This is part 2 about where the $12 trillion the US government allocated for covid relief went. The first post discussed the money used to purchase mortgage backed securities. This post will discuss the impact on asset prices. If you’re interested in this series and want to receive future updates, subscribe below. Unless otherwise specified, all data was taken from Koyfin (unaffiliated - incredible free platform).
Take the 10 largest commodities and look at their price movements over the last 3 months, 6 months, 1 year and 3 years.
The 1 year return is tricky because we just happen to be about one year since three weeks to flatten the curve. So naturally there was a correction in the first quarter of last year where all markets fell. Take a look at corn, wheat and copper prices changes from 01-01-2020 to 04-01-2020:
Now take a look at those prices from 2020-01-01 up to today:
So we see a similar story of commodity price appreciation when looking at annual returns (2020 and year to date):
Crude oil is interesting because it was affected by a demand shock as people were traveling less. Now that demand is picking back up, the price is increasing as well.
Food prices
Commodity prices are famously volatile, so they’re excluded from consumer price index calculations. We can also look at global food prices as reported by the Food and Agriculture Organization of the UN (FAO). FAO Food Price Index is a measure of the monthly change in international prices of a basket of food commodities. The index has gone up from a level of 95 in 2019 to 116 in February 2021.
Home prices
Home sales prices also more than recovered, with just a small dip in Q2 2020
This continues an overall upward trend of home prices:
This is in no small part due to continued low interest rates. As discussed in a prior post, low interest rates have an inflationary effect on home valuations. For instance, if interest rates were 3% as opposed to 4%, a $1,000 monthly payment could support a mortgage of $237k, compared to $209k if rates were 4%.

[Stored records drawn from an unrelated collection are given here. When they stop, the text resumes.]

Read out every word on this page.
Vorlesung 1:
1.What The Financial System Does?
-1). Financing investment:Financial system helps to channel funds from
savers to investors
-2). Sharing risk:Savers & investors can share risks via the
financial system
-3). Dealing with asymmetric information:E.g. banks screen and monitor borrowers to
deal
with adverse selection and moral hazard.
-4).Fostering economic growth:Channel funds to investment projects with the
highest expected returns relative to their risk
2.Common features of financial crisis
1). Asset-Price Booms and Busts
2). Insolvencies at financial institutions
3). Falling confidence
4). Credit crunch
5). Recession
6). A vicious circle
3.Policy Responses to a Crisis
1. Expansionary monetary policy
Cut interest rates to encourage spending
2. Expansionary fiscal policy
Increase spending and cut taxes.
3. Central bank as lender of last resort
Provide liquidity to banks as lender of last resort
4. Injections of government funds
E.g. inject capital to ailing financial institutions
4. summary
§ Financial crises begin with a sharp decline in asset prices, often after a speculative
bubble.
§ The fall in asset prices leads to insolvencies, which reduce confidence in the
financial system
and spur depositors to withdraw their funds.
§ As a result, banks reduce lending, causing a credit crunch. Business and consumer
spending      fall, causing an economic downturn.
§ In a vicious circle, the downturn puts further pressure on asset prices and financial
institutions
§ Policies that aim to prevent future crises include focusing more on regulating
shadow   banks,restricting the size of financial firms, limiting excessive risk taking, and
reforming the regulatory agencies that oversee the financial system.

But note that rates were originally slashed to 0 in response to the 2008 crisis, but prices didn’t recover immediately and remained at ~2005 levels until 2013. But that situation was a clear case of a real estate asset bubble, so that was more of a correction.
Equity prices
Equity prices have appreciated considerably pretty much across the board in the last year and even 3 years.
In the US, nearly all sectors have appreciated considerably in the last 3 years with technology and consumer discretionary leading the way.

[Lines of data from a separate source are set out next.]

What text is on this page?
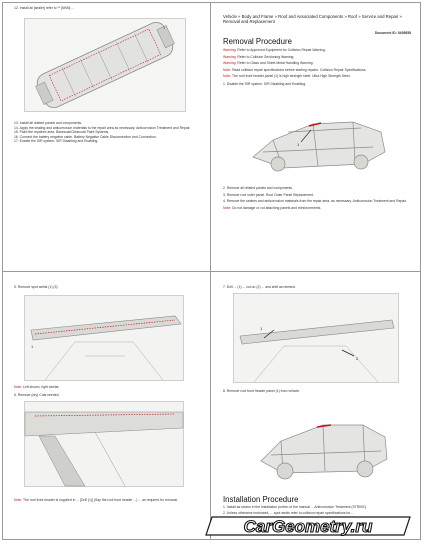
12. Install all [sealer] refer to ** [NNN] ...
1
13. Install all related panels and components.
14. Apply the sealing and anticorrosion materials to the repair area as necessary. Anticorrosion Treatment and Repair.
15. Paint the repaired area. Basecoat/Clearcoat Paint Systems.
16. Connect the battery negative cable. Battery Negative Cable Disconnection and Connection.
17. Enable the SIR system. SIR Disabling and Enabling.
Vehicle » Body and Frame » Roof and Associated Components » Roof » Service and Repair » Removal and Replacement
Document ID: 5495658
Removal Procedure
Warning: Refer to Approved Equipment for Collision Repair Warning.
Warning: Refer to Collision Sectioning Warning.
Warning: Refer to Glass and Sheet Metal Handling Warning.
Note: Read collision repair specifications before starting repairs. Collision Repair Specifications.
Note: The roof front header panel (1) is high strength steel. Ultra High Strength Steel.
1. Disable the SIR system. SIR Disabling and Enabling.
1
2. Remove all related panels and components.
3. Remove roof outer panel. Roof Outer Panel Replacement.
4. Remove the sealers and anticorrosion materials from the repair area, as necessary. Anticorrosion Treatment and Repair.
Note: Do not damage or cut attaching panels and reinforcements.
5. Remove spot welds (1) (3)
1
Note: Left shown, right similar.
6. Remove (dry) Cuts needed.
Note: The roof front header is supplied in ... [Drill (1)] (Say the roof front header ...) ... as required for removal.
7. Drill ... (1) ... cut on (2) ... and shift as needed.
1
2
8. Remove roof front header panel (1) from vehicle.
Installation Procedure
1. Install as shown in the installation portion of the manual ... Anticorrosion Treatment (STRIKE).
2. Unless otherwise instructed, ... spot welds refer to collision repair specifications for ...
CarGeometry.ru
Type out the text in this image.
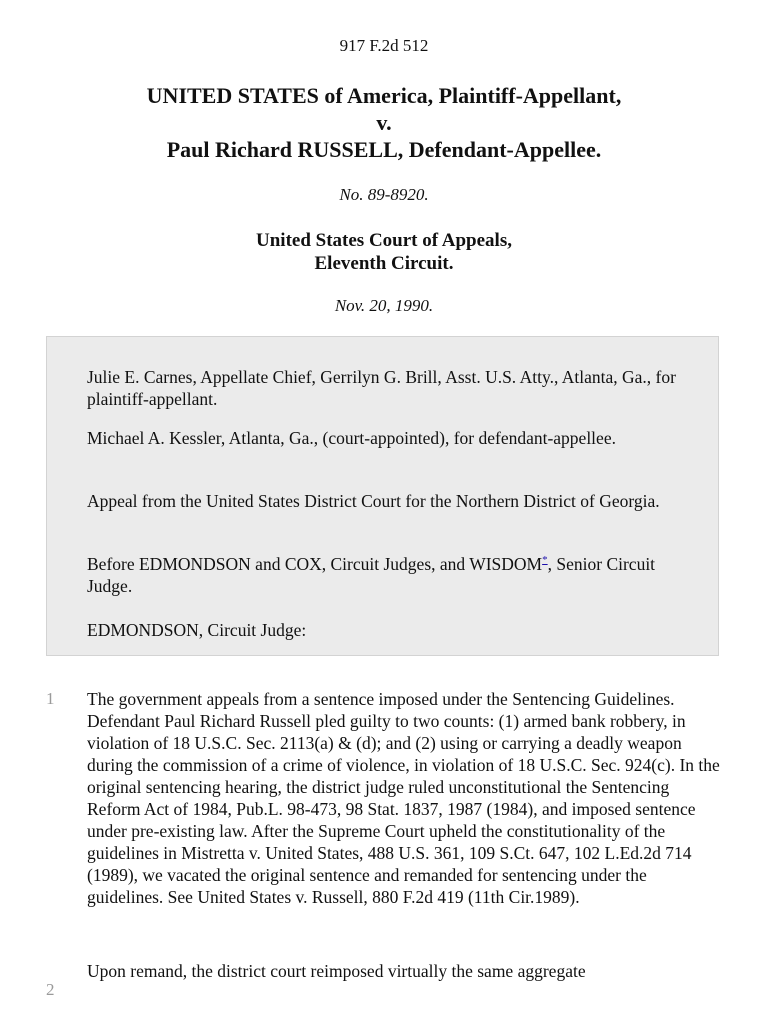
917 F.2d 512
UNITED STATES of America, Plaintiff-Appellant,
v.
Paul Richard RUSSELL, Defendant-Appellee.
No. 89-8920.
United States Court of Appeals,
Eleventh Circuit.
Nov. 20, 1990.
Julie E. Carnes, Appellate Chief, Gerrilyn G. Brill, Asst. U.S. Atty., Atlanta, Ga., for plaintiff-appellant.
Michael A. Kessler, Atlanta, Ga., (court-appointed), for defendant-appellee.
Appeal from the United States District Court for the Northern District of Georgia.
Before EDMONDSON and COX, Circuit Judges, and WISDOM*, Senior Circuit Judge.
EDMONDSON, Circuit Judge:
1 The government appeals from a sentence imposed under the Sentencing Guidelines. Defendant Paul Richard Russell pled guilty to two counts: (1) armed bank robbery, in violation of 18 U.S.C. Sec. 2113(a) & (d); and (2) using or carrying a deadly weapon during the commission of a crime of violence, in violation of 18 U.S.C. Sec. 924(c). In the original sentencing hearing, the district judge ruled unconstitutional the Sentencing Reform Act of 1984, Pub.L. 98-473, 98 Stat. 1837, 1987 (1984), and imposed sentence under pre-existing law. After the Supreme Court upheld the constitutionality of the guidelines in Mistretta v. United States, 488 U.S. 361, 109 S.Ct. 647, 102 L.Ed.2d 714 (1989), we vacated the original sentence and remanded for sentencing under the guidelines. See United States v. Russell, 880 F.2d 419 (11th Cir.1989).
2
Upon remand, the district court reimposed virtually the same aggregate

Even JETS, the US airline ETF is on its way to recovering to pre-covid levels, despite continued reduced demand, increased costs and the post-covid reality that a global pandemic could stop travel indefinitely at any time. Bailouts probably helped as well.
Note that all these price changes are happening despite a global slowdown of demand and growth. Year over year GDP is down for most countries:
Energy prices are rising despite less travel. Home prices are rising despite the reduced demand for urban areas due to work from home. Food prices are rising despite higher unemployment.
The other point is that government yields are historically low or even negative across much of the world. What essentially happened was:
Trillions of dollars of paper money were simultaneously created by pretty much all Western countries around the globe (US was $36k for every man woman and child)
That money was distributed through buying government bonds/financial assets, transfers or services provided
Government yields were reduced so the money couldn’t appreciate just sitting there
All other financial assets were bid up significantly higher valuations than pre-crisis, despite worse prospects for growth
Final thoughts
I’m obviously concerned about the dramatic rise in asset prices. We don’t include asset prices in inflation numbers but if 2008 taught us anything, its that inflated asset prices can be disastrous. 2008 was an asset bubble that hurt the purchasing power of millions when the paper wealth people built up in their home vanished. Homeowners weren’t able to roll over their debt and refinance once the appreciation stopped. This led to a global recession that took years to recover from.
In the modern case of asset inflation, we could see higher prices in consumer goods through inflation. The other option is the continued growth in asset prices across the board. There was no political cost yet to the increasing monetary base, so I imagine money creation will continue. This will also increase wealth inequality since inflated asset prices disproportionately benefit the wealthy, which may lead to political unrest.
The only thing that is not an option is for things to go on like this indefinitely with the monetary base and debt growing 20%+ year after year.